Ласло Белади - Сталин
В октябре 1928 года Сталин еще отрицал, что внутри Политбюро существует правый уклон. Он подчеркивал, что мы едины и всегда будем едины. Однако в апреле 1929 года на XVI партконференции дискуссия настолько обострилась, что ее неизбежно пришлось выносить на всеобщее обсуждение. Летом 1929 года был придан новый размах коллективизации, и это подготовило окончательное политическое поражение тех сил, которые выступали за сохранение остатков нэпа.
«ВЕЛИКИЙ ПЕРЕЛОМ»
Верно, что Сталин и его сторонники навязали ложное решение в условиях разворачивавшегося тогда кризиса революции. Но настолько же справедливо и то, что в это время никто не давал такого анализа, никто не показал такой перспективы, которая могла бы служить теоретическим ориентиром для последующего периода,
Дьёрдь ЛукачОБ ИСТОРИЧЕСКИХ УСЛОВИЯХ
Судьбоносный поворот, заложивший экономико-политические основы структуры нынешнего развития СССР, ломка которых считается; задачей наших дней, по вполне понятным причинам является предметом ожесточенных научных и политических дискуссий. Именно поэтому целесообразно немного отклониться в сторону, хотя бы для того, чтобы у читателя не сложилось впечатления, что «великий перелом» является просто результатом личной деятельности Сталина.
Надо представлять историческую обстановку, факторы, тенденции, совокупное действие которых определило поворот в развитии страны, который мы теперь называем «второй революцией», «большим скачком», «великим переломом» или «термидорианской контрреволюцией». Только в результате такого анализа можно понять роль Сталина в тот период и различить объективные и субъективные моменты исторического процесса. Ведь и лучшие западные историки в своих работах не отрицают, что нельзя вырвать сталинизм из общего хода исторического процесса, игнорировать особенности развития российского революционного движения, не учитывать внешнеполитическую и внутриполитическую обстановку в Советском Союзе, сложившуюся к началу 30-х годов.
В исторической литературе тема нэпа считается сравнительно хорошо разработанной. Но как бы много статистических материалов и фактов ни имелось в нашем распоряжении, различные историко-теоретические дискуссии, прежде всего по вопросу о том, почему был свернут нэп, приносят все новые и новые результаты.

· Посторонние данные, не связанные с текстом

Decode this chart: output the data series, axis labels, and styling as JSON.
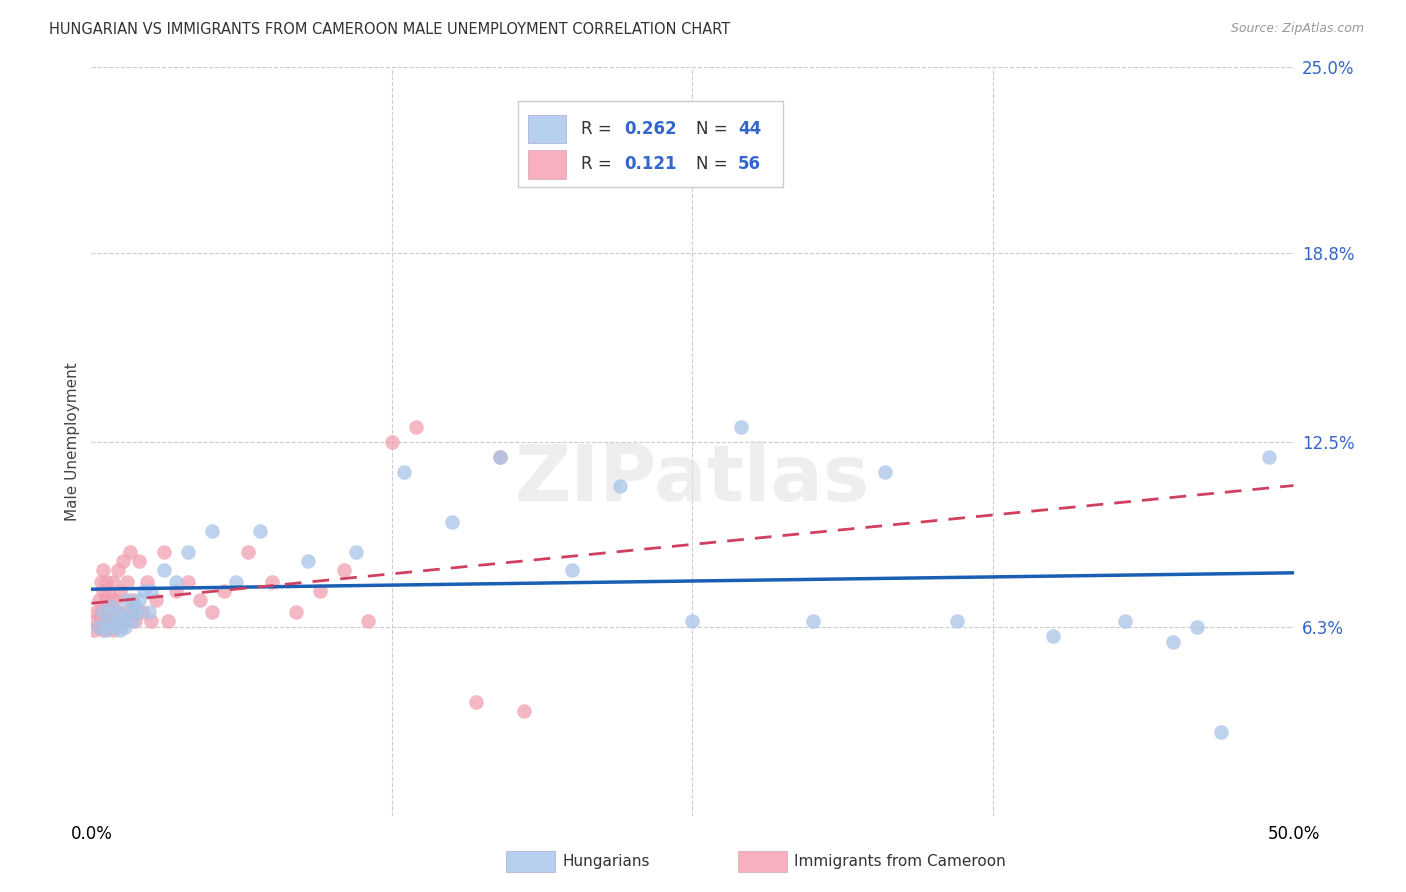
{
  "title": "HUNGARIAN VS IMMIGRANTS FROM CAMEROON MALE UNEMPLOYMENT CORRELATION CHART",
  "source": "Source: ZipAtlas.com",
  "ylabel": "Male Unemployment",
  "xlim": [
    0,
    0.5
  ],
  "ylim": [
    0,
    0.25
  ],
  "ytick_vals": [
    0.063,
    0.125,
    0.188,
    0.25
  ],
  "ytick_labels": [
    "6.3%",
    "12.5%",
    "18.8%",
    "25.0%"
  ],
  "xtick_vals": [
    0.0,
    0.125,
    0.25,
    0.375,
    0.5
  ],
  "xtick_labels": [
    "0.0%",
    "",
    "",
    "",
    "50.0%"
  ],
  "blue_color": "#a8c4e8",
  "pink_color": "#f0a0b0",
  "blue_line_color": "#1a5fb4",
  "pink_line_color": "#d04060",
  "watermark": "ZIPatlas",
  "background_color": "#ffffff",
  "grid_color": "#cccccc",
  "blue_legend_color": "#b8d0f0",
  "pink_legend_color": "#f8b0c0",
  "legend_R_blue": "0.262",
  "legend_N_blue": "44",
  "legend_R_pink": "0.121",
  "legend_N_pink": "56",
  "blue_x": [
    0.003,
    0.005,
    0.006,
    0.007,
    0.008,
    0.009,
    0.01,
    0.011,
    0.012,
    0.013,
    0.014,
    0.015,
    0.016,
    0.017,
    0.018,
    0.019,
    0.02,
    0.022,
    0.024,
    0.025,
    0.03,
    0.035,
    0.04,
    0.05,
    0.06,
    0.07,
    0.09,
    0.11,
    0.13,
    0.15,
    0.17,
    0.2,
    0.22,
    0.25,
    0.27,
    0.3,
    0.33,
    0.36,
    0.4,
    0.43,
    0.45,
    0.46,
    0.47,
    0.49
  ],
  "blue_y": [
    0.063,
    0.068,
    0.062,
    0.065,
    0.07,
    0.063,
    0.065,
    0.068,
    0.062,
    0.066,
    0.063,
    0.072,
    0.068,
    0.065,
    0.07,
    0.068,
    0.072,
    0.075,
    0.068,
    0.075,
    0.082,
    0.078,
    0.088,
    0.095,
    0.078,
    0.095,
    0.085,
    0.088,
    0.115,
    0.098,
    0.12,
    0.082,
    0.11,
    0.065,
    0.13,
    0.065,
    0.115,
    0.065,
    0.06,
    0.065,
    0.058,
    0.063,
    0.028,
    0.12
  ],
  "pink_x": [
    0.001,
    0.002,
    0.002,
    0.003,
    0.003,
    0.004,
    0.004,
    0.004,
    0.005,
    0.005,
    0.005,
    0.006,
    0.006,
    0.006,
    0.007,
    0.007,
    0.007,
    0.008,
    0.008,
    0.009,
    0.009,
    0.01,
    0.01,
    0.011,
    0.011,
    0.012,
    0.013,
    0.013,
    0.014,
    0.015,
    0.016,
    0.017,
    0.018,
    0.02,
    0.021,
    0.023,
    0.025,
    0.027,
    0.03,
    0.032,
    0.035,
    0.04,
    0.045,
    0.05,
    0.055,
    0.065,
    0.075,
    0.085,
    0.095,
    0.105,
    0.115,
    0.125,
    0.135,
    0.16,
    0.17,
    0.18
  ],
  "pink_y": [
    0.062,
    0.065,
    0.068,
    0.063,
    0.072,
    0.065,
    0.078,
    0.068,
    0.062,
    0.075,
    0.082,
    0.065,
    0.072,
    0.078,
    0.063,
    0.068,
    0.075,
    0.065,
    0.072,
    0.062,
    0.078,
    0.065,
    0.072,
    0.068,
    0.082,
    0.075,
    0.065,
    0.085,
    0.068,
    0.078,
    0.088,
    0.072,
    0.065,
    0.085,
    0.068,
    0.078,
    0.065,
    0.072,
    0.088,
    0.065,
    0.075,
    0.078,
    0.072,
    0.068,
    0.075,
    0.088,
    0.078,
    0.068,
    0.075,
    0.082,
    0.065,
    0.125,
    0.13,
    0.038,
    0.12,
    0.035
  ]
}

Возникающие проблемы далеко выходят за рамки экономических вопросов. Ни введение новой экономической политики, ни ее свертывание нельзя считать простым экономическим актом. Поворот к нэпу был во многом результатом вынужденного решения, и без оценки последствий крестьянского недовольства и растущего в стране хаоса нэп вообще нельзя понять. Нэп планировался на длительный период, но никто не оспаривал временного характера этой политики, которая представляла собой отклонение от основной линии. Нельзя забывать, что, собственно говоря, отступление от нэпа произошло уже в 1923 году, когда под влиянием ножниц цен государство вмешалось в ценообразование.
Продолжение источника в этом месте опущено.